Verschillen tussen koningin en werkmier

Mieren hebben een van de meest complexe samenlevingen die tegenwoordig bestaan, ze gebruiken een kastensysteem waardoor ze efficiënt kunnen werken. Dankzij dit, terwijl sommigen verantwoordelijk zijn voor het verkrijgen van voedsel of het beschermen van het nest, zorgen anderen voor de koningin en breiden ze de galerijen uit. Samenwerking tussen elk individu in de kolonie is essentieel om te overleven.

Deze samenleving wordt geregeerd door een mierenkoningin, die alle arbeiders voortbrengt die gewoonlijk duidelijke fysieke verschillen tussen hen hebben. In feite worden beide geboren uit bevruchte eieren, maar sommigen worden matriarchen en anderen zijn slechts de "dienaren" die het nest verzorgen.Blijf deze ruimte lezen en ontdek wat de leden van de mierenhoop zo verschillend maakt.

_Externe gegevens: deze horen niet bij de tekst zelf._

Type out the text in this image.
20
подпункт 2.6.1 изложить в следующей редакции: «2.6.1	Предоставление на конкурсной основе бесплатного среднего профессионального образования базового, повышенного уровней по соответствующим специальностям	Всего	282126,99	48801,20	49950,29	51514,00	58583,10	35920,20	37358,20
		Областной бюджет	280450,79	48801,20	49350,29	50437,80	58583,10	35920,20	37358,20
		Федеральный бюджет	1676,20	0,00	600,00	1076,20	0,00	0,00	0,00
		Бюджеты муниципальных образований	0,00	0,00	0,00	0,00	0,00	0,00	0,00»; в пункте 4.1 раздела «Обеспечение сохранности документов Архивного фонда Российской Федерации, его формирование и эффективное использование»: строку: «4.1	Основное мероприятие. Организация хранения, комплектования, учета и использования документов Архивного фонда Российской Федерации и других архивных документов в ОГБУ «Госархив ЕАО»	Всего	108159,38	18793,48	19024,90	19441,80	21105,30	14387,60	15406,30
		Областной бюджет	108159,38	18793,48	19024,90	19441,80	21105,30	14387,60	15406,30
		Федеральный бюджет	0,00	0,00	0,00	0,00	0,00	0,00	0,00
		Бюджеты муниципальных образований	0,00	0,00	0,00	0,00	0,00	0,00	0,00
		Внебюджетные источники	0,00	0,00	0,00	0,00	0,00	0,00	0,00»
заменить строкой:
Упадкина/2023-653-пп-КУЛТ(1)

Wat zijn de kenmerken van elke kaste?

Er zijn minstens 4 verschillende kasten binnen de mierenhoop, hoewel dit aantal kan toenemen afhankelijk van de soort in kwestie. Ze zijn allemaal geproduceerd door de matriarch van de kolonie (koningin) en vertonen verschillende verschillen tussen hen. Enkele kenmerken van elk van de intrakoloniale groepen zijn de volgende:

  1. Werknemers: het zijn onvruchtbare vrouwtjes die worden geboren uit bevruchte eieren. Ze presenteren verschillende maten volgens het betrokken ontwikkelingsproces. Over het algemeen heeft hun lichaam een betere stijfheid dan die van andere kasten omdat ze veel weerstand nodig hebben om hun taken uit te voeren. Ze verzorgen de eieren, voeren de koningin, breiden het nest uit en gaan op jacht.
  2. Queens (gevleugeld of ongevleugeld): vruchtbare vrouwtjes die uitkomen uit bevruchte eieren. Ze komen alleen voor tijdens de paartijd. Ze zijn de grootste individuen in het nest, omdat hun lichaam is aangepast om constant eieren te leggen.
  3. Soldaten: onvruchtbare vrouwtjes die uitkomen uit bevruchte eieren. Ze lijken erg op de arbeiders, maar met een grotere lichaamslengte. Sommige soorten hebben langwerpige kaken die worden gebruikt om te reageren op agressie. Je belangrijkste taak is om de kolonie te verdedigen tegen indringers.
  4. Mannen (gevleugeld of ongevleugeld): komen uit onbevruchte eieren. Ze hebben de helft van de normale genetische belasting (haploïde) en hun afmetingen zijn iets kleiner dan die van de arbeiders in het algemeen. De enige functie die ze hebben is paren met de maagdelijke koninginnen zodat ze nieuwe nesten kunnen stichten. Ze sterven echter kort nadat ze hun doel hebben bereikt.

Het belangrijkste verschil tussen mannetjes en alle vrouwtjes is hun genetische belasting. Koninginnen gebruiken deze strategie vanwege hun manier van voortplanten, aangezien de meeste soorten maar één keer in hun leven paren. Om deze reden houden ze het sperma in hun lichaam en doseren ze het om hun eieren te bevruchten, hoewel ze grote hoeveelheden besparen door mannetjes te produceren uit onvruchtbare eieren.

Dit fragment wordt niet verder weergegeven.